This is not an exaggeration, because the TV viewership of a World Cup final is about 1 billion. The referee is trying to keep track of 22 players roaming more than 7,000 square yards, with minimal help by two linesmen. An official-to-player ratio weaker than in any other sport.
Even before Video Assistant Referee was used at the 2018 World Cup, the actions on the field were covered by more than 20 cameras. The World Cup game could be played in Berlin, Johannesburg or Rio, and viewers in New York, Beijing and Timbuktu would have a better angle and access to replays on controversial, game-changing incidents than the person in charge of making the crucial decisions -- the referee.
I was in the Berlin stadium at the 2006 World Cup when Zinedine Zidane head-butted Marco Materazzi.
The jumbo screens in the stadium provided replays of the game's two goals, near-misses, and the penalty kicks that gave Italy the World Cup title. They did not show replays of controversial incidents, a common practice designed to prevent inciting the crowd or embarrassing the referee. In the press section, we got to see the head-butt replay.
The irony was that it would have been better if the jumbo screen did show what Zidane did. Because the fans in the stadium didn't understand the red card, and were ignorant of the game's most dramatic turn. The fans jeered Italy as it lifted the trophy because they didn't realize how legitimate Zidane's ejection was.
I do believe that video review was used in the Zidane-Materazzi but was not admitted, because first we were told that linesman Dario Garcia spotted it, and then that it was the fourth official, who wasn't far from a monitor.
FIFA had a strict rule about not using video evidence at that time.
Regardless, it would be ridiculous that what the press and millions saw at home on replay would be prohibited information for the referee. Such as when earlier in the 2006 World Cup, Luis Figo got away with a heat-butt on Dutchman Mark van Bommel and Peter Crouch with yanking down Brent Sancho by his hair.
It's even more farcical in this day and age if a referee was denied the ability to get video info while officiating a game that would decide the world champion. Imagine what it would be like to referee the World Cup final knowing that the 75,000 people in the stadium are watching replays on their smart phones that you're not allowed to see?
Someone could hang out at the beach 3,000 miles away from a World Cup game, watching the game on an iPhone, and have had a better view of a controversial incident than the referee.
The concerns about VAR are real. You don't want a lot of delays, a slippery slope to reviewing everything, deflating the thrills of a goal celebrations, or using VAR to make the lowing-scoring sport of soccer even more defender-friendly.

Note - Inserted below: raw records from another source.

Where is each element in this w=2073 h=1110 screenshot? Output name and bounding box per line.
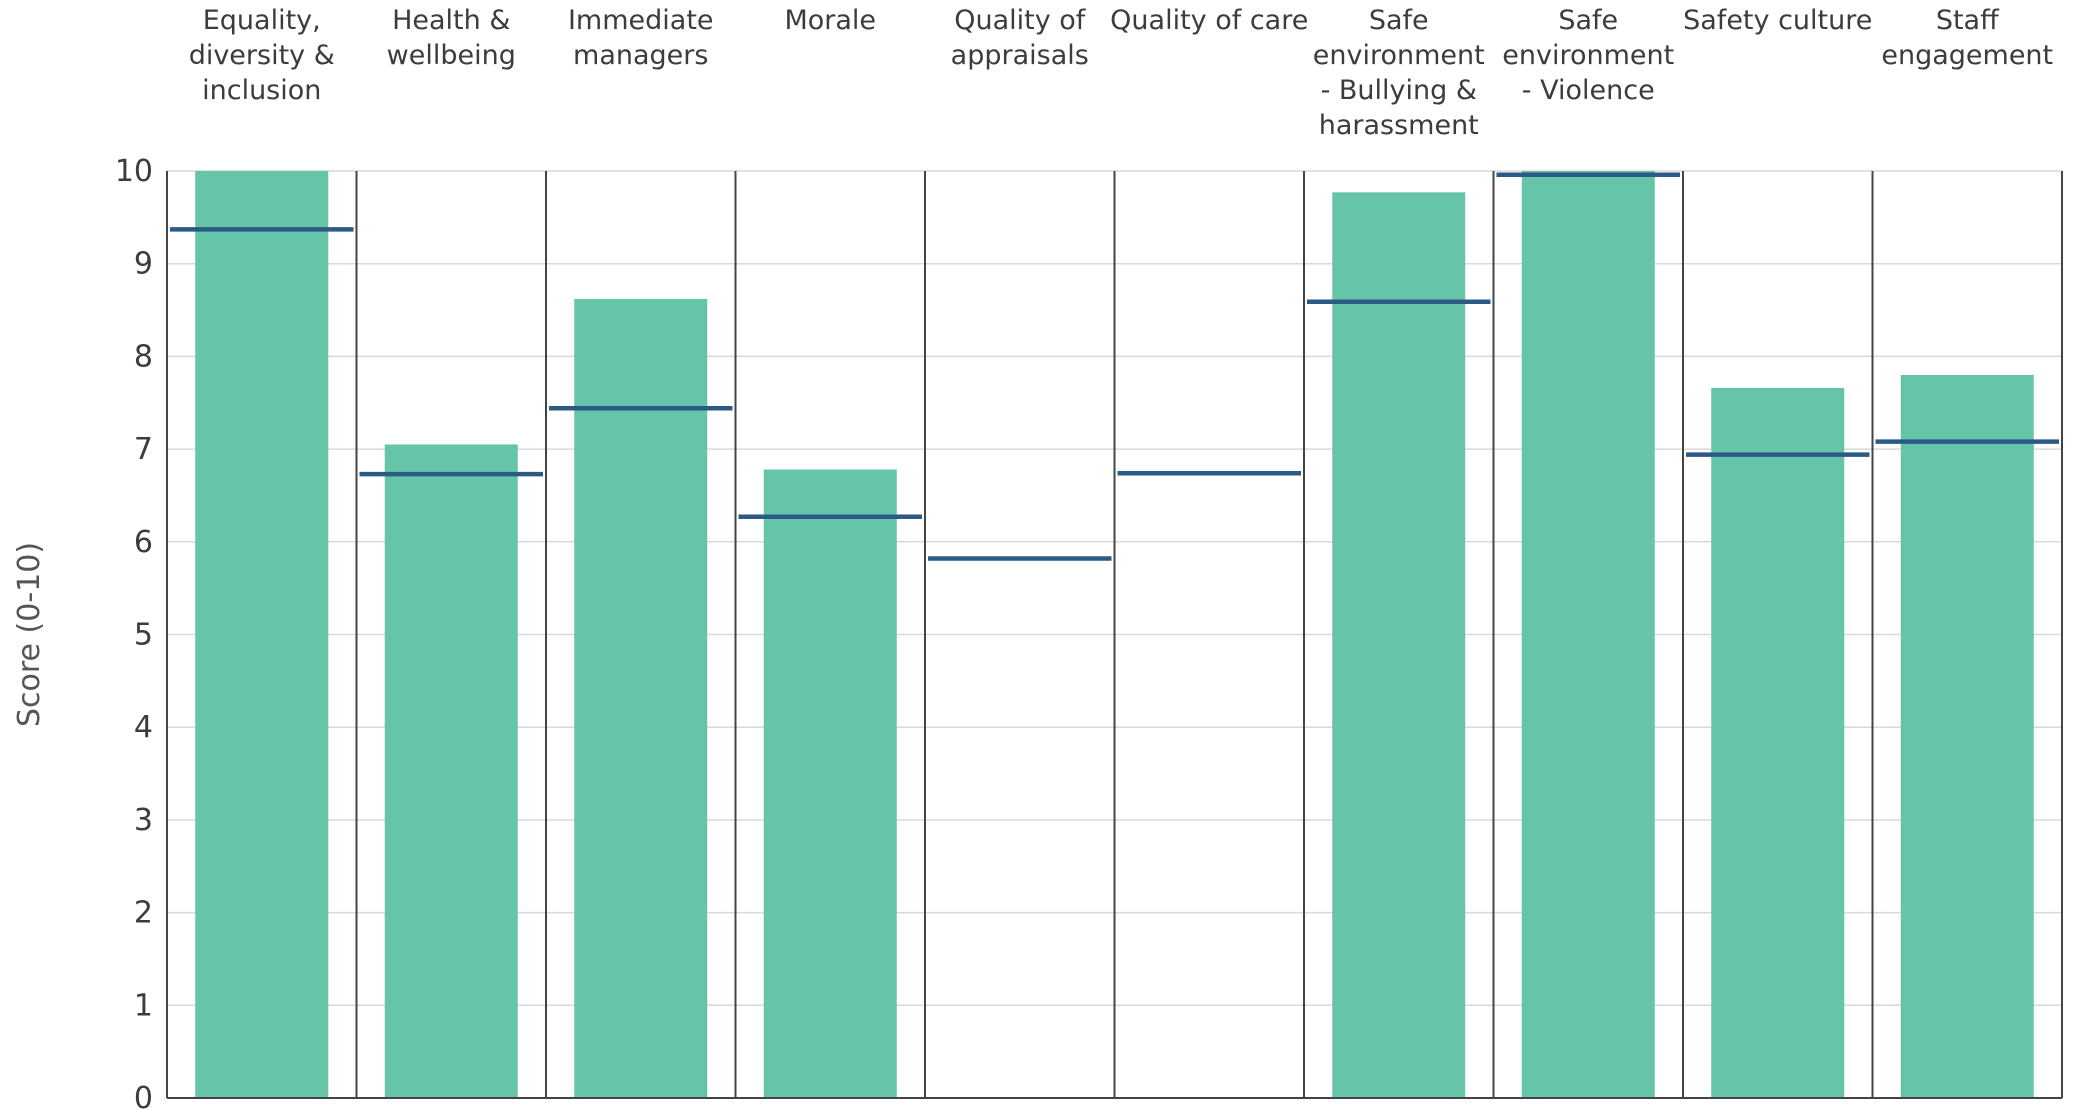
category-label: diversity & — [189, 40, 335, 71]
category-label: Safe — [1369, 5, 1429, 36]
y-tick-label: 4 — [134, 710, 153, 745]
category-label: - Bullying & — [1321, 75, 1477, 106]
bar — [195, 171, 328, 1098]
y-tick-label: 8 — [134, 339, 153, 374]
y-tick-label: 6 — [134, 525, 153, 560]
y-tick-label: 2 — [134, 896, 153, 931]
category-label: Health & — [392, 5, 510, 36]
y-tick-label: 7 — [134, 432, 153, 467]
category-label: Safe — [1558, 5, 1618, 36]
category-label: harassment — [1319, 110, 1479, 141]
category-label: managers — [573, 40, 708, 71]
category-label: Equality, — [203, 5, 321, 36]
y-tick-label: 5 — [134, 618, 153, 653]
category-label: environment — [1502, 40, 1674, 71]
category-label: Staff — [1936, 5, 2000, 36]
category-label: inclusion — [202, 75, 321, 106]
category-label: wellbeing — [387, 40, 516, 71]
bar — [1711, 388, 1844, 1098]
category-label: environment — [1313, 40, 1485, 71]
category-label: Morale — [784, 5, 876, 36]
category-labels: Equality, diversity & inclusion Health & wel… — [189, 5, 2053, 141]
bar — [764, 469, 897, 1098]
y-axis-title: Score (0-10) — [12, 542, 47, 727]
category-label: Safety culture — [1683, 5, 1872, 36]
category-label: Immediate — [568, 5, 714, 36]
category-label: Quality of — [954, 5, 1087, 36]
y-tick-label: 9 — [134, 247, 153, 282]
bar — [1522, 171, 1655, 1098]
y-tick-label: 3 — [134, 803, 153, 838]
y-tick-labels: 0 1 2 3 4 5 6 7 8 9 10 — [115, 154, 153, 1110]
category-label: engagement — [1881, 40, 2053, 71]
y-tick-label: 1 — [134, 988, 153, 1023]
y-tick-label: 10 — [115, 154, 153, 189]
category-label: appraisals — [951, 40, 1089, 71]
bar — [1901, 375, 2034, 1098]
category-label: Quality of care — [1110, 5, 1308, 36]
bar — [574, 299, 707, 1098]
y-tick-label: 0 — [134, 1081, 153, 1110]
bar — [1332, 192, 1465, 1098]
category-label: - Violence — [1522, 75, 1655, 106]
bar — [385, 444, 518, 1098]
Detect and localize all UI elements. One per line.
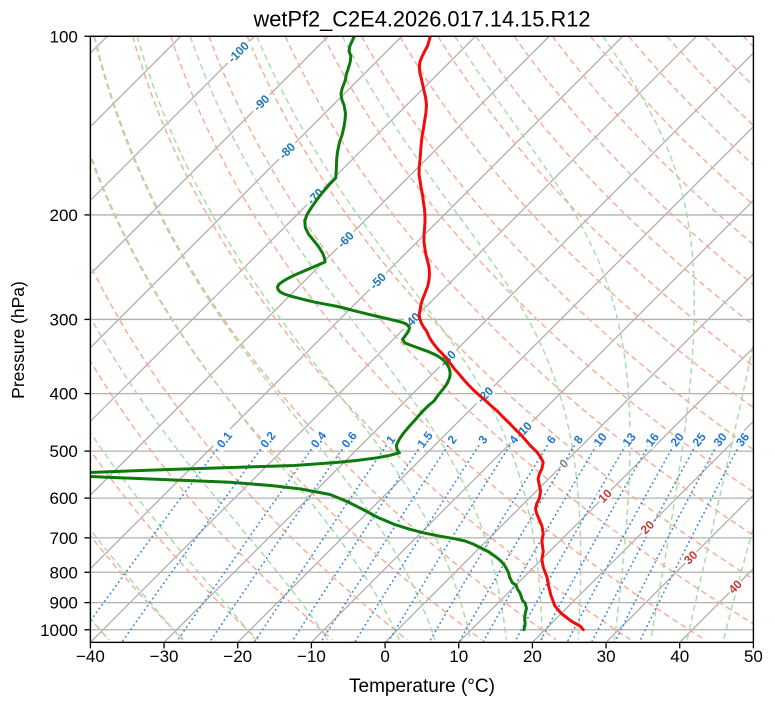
svg-text:−40: −40 (76, 647, 105, 666)
svg-text:400: 400 (50, 385, 78, 404)
svg-text:200: 200 (50, 206, 78, 225)
svg-text:−20: −20 (223, 647, 252, 666)
svg-text:−30: −30 (150, 647, 179, 666)
svg-text:40: 40 (670, 647, 689, 666)
svg-text:Pressure (hPa): Pressure (hPa) (8, 281, 28, 399)
svg-text:1000: 1000 (40, 621, 78, 640)
svg-text:wetPf2_C2E4.2026.017.14.15.R12: wetPf2_C2E4.2026.017.14.15.R12 (253, 6, 591, 31)
svg-text:300: 300 (50, 311, 78, 330)
svg-text:30: 30 (597, 647, 616, 666)
svg-text:50: 50 (744, 647, 763, 666)
svg-text:10: 10 (449, 647, 468, 666)
svg-text:900: 900 (50, 594, 78, 613)
svg-text:100: 100 (50, 27, 78, 46)
svg-text:700: 700 (50, 529, 78, 548)
svg-text:500: 500 (50, 442, 78, 461)
svg-text:−10: −10 (297, 647, 326, 666)
svg-text:800: 800 (50, 563, 78, 582)
svg-text:600: 600 (50, 489, 78, 508)
svg-text:Temperature (°C): Temperature (°C) (349, 676, 495, 697)
svg-text:20: 20 (523, 647, 542, 666)
svg-text:0: 0 (380, 647, 389, 666)
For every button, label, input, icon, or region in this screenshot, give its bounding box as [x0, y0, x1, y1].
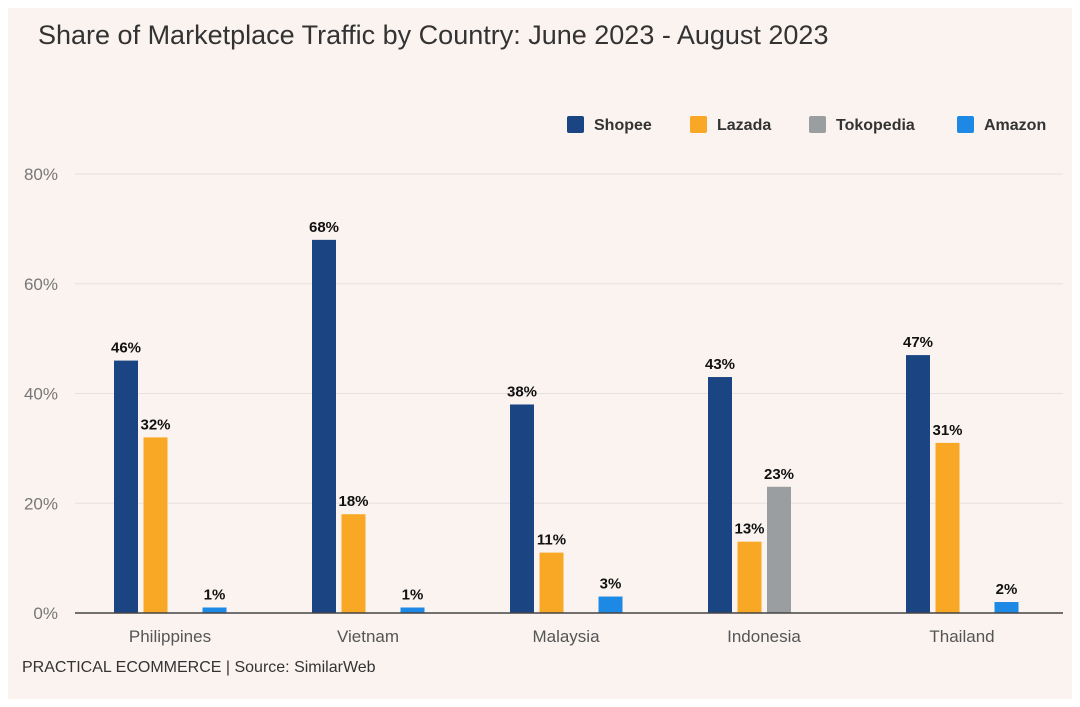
chart-source: PRACTICAL ECOMMERCE | Source: SimilarWeb — [22, 659, 376, 676]
x-tick-label: Indonesia — [727, 627, 801, 646]
legend-label-shopee: Shopee — [594, 117, 652, 134]
data-label: 11% — [537, 532, 566, 549]
chart-title: Share of Marketplace Traffic by Country:… — [38, 20, 829, 50]
legend-swatch-shopee — [567, 116, 584, 133]
bar-shopee-thailand — [906, 355, 930, 613]
y-axis: 0% 20% 40% 60% 80% — [24, 165, 58, 623]
data-label: 13% — [734, 521, 764, 538]
y-tick-label: 40% — [24, 385, 58, 404]
bar-lazada-thailand — [935, 442, 960, 613]
bar-shopee-indonesia — [708, 377, 732, 613]
legend-label-amazon: Amazon — [984, 117, 1046, 134]
legend-swatch-lazada — [690, 116, 707, 133]
data-label: 47% — [903, 334, 933, 351]
bar-amazon-philippines — [202, 607, 227, 613]
y-tick-label: 0% — [33, 604, 58, 623]
y-tick-label: 80% — [24, 165, 58, 184]
x-tick-label: Philippines — [129, 627, 211, 646]
bar-shopee-malaysia — [510, 404, 534, 613]
legend-swatch-amazon — [957, 116, 974, 133]
bar-lazada-vietnam — [341, 514, 366, 613]
bars: 46% 32% 1% 68% 18% 1% 38% 11% 3% 43% 13% 23% 47% 31% 2… — [111, 219, 1019, 613]
x-axis: Philippines Vietnam Malaysia Indonesia Thail… — [75, 612, 1063, 646]
legend-label-tokopedia: Tokopedia — [836, 117, 915, 134]
bar-amazon-malaysia — [598, 596, 623, 613]
bar-amazon-vietnam — [400, 607, 425, 613]
data-label: 38% — [507, 383, 537, 400]
bar-amazon-thailand — [994, 602, 1019, 613]
data-label: 32% — [140, 416, 170, 433]
bar-lazada-philippines — [143, 437, 168, 613]
legend: Shopee Lazada Tokopedia Amazon — [567, 116, 1046, 134]
data-label: 43% — [705, 356, 735, 373]
bar-shopee-vietnam — [312, 239, 336, 613]
data-label: 31% — [932, 422, 962, 439]
bar-lazada-malaysia — [539, 552, 564, 613]
data-label: 46% — [111, 340, 141, 357]
data-label: 3% — [600, 576, 622, 593]
bar-tokopedia-indonesia — [767, 486, 791, 613]
x-tick-label: Malaysia — [532, 627, 600, 646]
bar-lazada-indonesia — [737, 541, 762, 613]
x-tick-label: Vietnam — [337, 627, 399, 646]
data-label: 23% — [764, 466, 794, 483]
y-tick-label: 20% — [24, 494, 58, 513]
data-label: 1% — [402, 587, 424, 604]
data-label: 68% — [309, 219, 339, 236]
y-tick-label: 60% — [24, 275, 58, 294]
gridlines — [75, 173, 1063, 504]
data-label: 1% — [204, 587, 226, 604]
legend-label-lazada: Lazada — [717, 117, 771, 134]
bar-shopee-philippines — [114, 360, 138, 613]
data-label: 18% — [338, 493, 368, 510]
x-tick-label: Thailand — [929, 627, 994, 646]
data-label: 2% — [996, 581, 1018, 598]
legend-swatch-tokopedia — [809, 116, 826, 133]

But FIFA pulled off VAR at the 2018 World Cup without that happening. There may have been some flaws, like not calling the PK for Serbia against the Swiss. But the delays were negligible. And spending two minutes to award a legitimate penalty kick is a worthwhile trade-off.
That was the exception, the time it took final ref Nestor Pitana to award the France penalty kick -- because VAR rarely interrupted significantly in Russia. In 64 games, 455 incidents were checked, but fewer than 20 times were game interruptions (averaging 80 seconds) required.
Indeed, VAR's influence exceeded what you noticed when there was a stoppage for replay.
VAR creates a deterrence factor, it enables referees to communicate with assistants who see replays, and the refs know they have a backup.
A backup for calls such as penalty kicks, which refs are hard-wired to resist because soccer is such a low-scoring sport. They don't want to be blamed for deciding a result, and thus err on the side of defenders. Knowing that VAR could make a correction if it really wasn't a foul, 2018 World Cup referees called more than twice as many penalty kicks (29) than in 2014 (13).
Also notable, there were no ejections at the 2018 World Cup for serious foul play or violent conduct, after the last previous five World Cup averaged 9.6. With players knowing all their actions were available on replay, VAR made the soccer cleaner, and safer.
The deterrence factor is obvious. Before VAR, it was easier to cheat in World Cup soccer than shop-lift at a grocery store with CCTV.